Users and especially developers of machine learning applications must be more paranoid from a security point of view. But unfortunately security cost a lot of effort and money and a lot of special expertise is needed to minimize the risks.

Privacy

Machine learning raises serious privacy concerns since machine learning is using massive amounts of data that contain often personal information.

It is a common believe that personal information is needed for experimenting with machine learning before you can create good and meaningful applications. E.g. for health applications, travel applications, eCommerce and of course marketing application. Machine learning models are often loaded with massive amounts of personal data for training and to make in the end good meaningful predictions.

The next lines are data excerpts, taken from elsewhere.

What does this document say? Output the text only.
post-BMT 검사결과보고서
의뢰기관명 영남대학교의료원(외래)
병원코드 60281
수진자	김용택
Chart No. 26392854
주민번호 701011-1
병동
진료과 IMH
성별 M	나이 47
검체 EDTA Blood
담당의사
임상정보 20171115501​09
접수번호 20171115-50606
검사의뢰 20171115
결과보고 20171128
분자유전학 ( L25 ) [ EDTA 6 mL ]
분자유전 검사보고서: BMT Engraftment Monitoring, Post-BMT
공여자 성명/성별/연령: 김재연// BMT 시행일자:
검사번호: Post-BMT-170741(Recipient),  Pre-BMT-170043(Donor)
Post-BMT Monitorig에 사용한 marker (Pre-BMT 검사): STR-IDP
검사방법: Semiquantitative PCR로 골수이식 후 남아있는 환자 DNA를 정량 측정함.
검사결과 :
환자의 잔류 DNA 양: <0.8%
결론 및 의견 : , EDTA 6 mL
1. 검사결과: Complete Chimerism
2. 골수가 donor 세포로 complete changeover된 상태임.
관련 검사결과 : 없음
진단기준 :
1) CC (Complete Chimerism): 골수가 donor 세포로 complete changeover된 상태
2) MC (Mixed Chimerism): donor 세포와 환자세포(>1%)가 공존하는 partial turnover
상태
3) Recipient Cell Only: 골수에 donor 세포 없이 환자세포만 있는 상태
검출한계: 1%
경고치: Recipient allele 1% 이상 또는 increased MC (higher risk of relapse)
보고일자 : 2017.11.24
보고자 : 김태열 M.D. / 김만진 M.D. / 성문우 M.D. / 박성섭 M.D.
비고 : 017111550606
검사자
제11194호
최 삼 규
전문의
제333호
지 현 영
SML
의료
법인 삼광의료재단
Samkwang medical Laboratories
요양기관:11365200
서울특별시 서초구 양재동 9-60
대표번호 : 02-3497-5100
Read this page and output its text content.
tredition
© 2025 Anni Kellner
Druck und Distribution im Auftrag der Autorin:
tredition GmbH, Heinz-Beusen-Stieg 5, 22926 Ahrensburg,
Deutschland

The belief that personal data is needed for machine learning creates a tension between developers and privacy aware consumers. Developers want the ability to create innovative new products and services and need to experiment, while consumers and GDPR regulators are concerned for the privacy risks involved.

The applicability of machine learning models is hindered in settings where the risk of data leakage raises serious privacy concerns. Examples of such applications include scenar- ios where clients hold sensitive private information, e.g., medical records, financial data, or location.

It is commonly believed that individuals must provide a copy of their personal information in order for AI to train or predict over it. This belief creates a tension between developers and consumers. Developers want the ability to create innovative products and services, while consumers want to avoid sending developers a copy of their data.

Machine learning models can be trained in environments that are not secure on data it never has access to. Secure machine learning that works on anonymized data sets is still an obscure and unpaved path. But some companies and organizations are already working on creating deep learning technology that work on encrypted data. Using encryption on data to train machine learning models raises the complexity in various ways. It is already hard to get inside the ‘black-box’ of the working of machine learning. Using advanced data encryption will require even more knowledge and competences for all engineers involved when developing machine learning applications.

In the EU the use of personal data is protected by law in all countries by a single law. The EU General Data Protection Regulation (GDPR). This GDPR does not prohibit the use of machine learning. But when you use personal data you will have a severe challenge to explain to DPOs (Data Protection Officers) and consumers what you actually do with the data and how you comply with the GDPR.

When you apply machine learning for your business application you should consider the following questions:

  • In what way will your customers be happy with their data usage for their and your benefit?
  • Do you really have a clear and good overview of all GDPR implications when using personal data in your machine learning model? What happens if you invite other companies to use your model?
  • What are the ethical concerns when using massive amounts of data of your customers to develop new products? Is the way you use the data to train your model congruent with you business vision and moral?
  • What are the privacy risks involved for your machine learning development chain and application?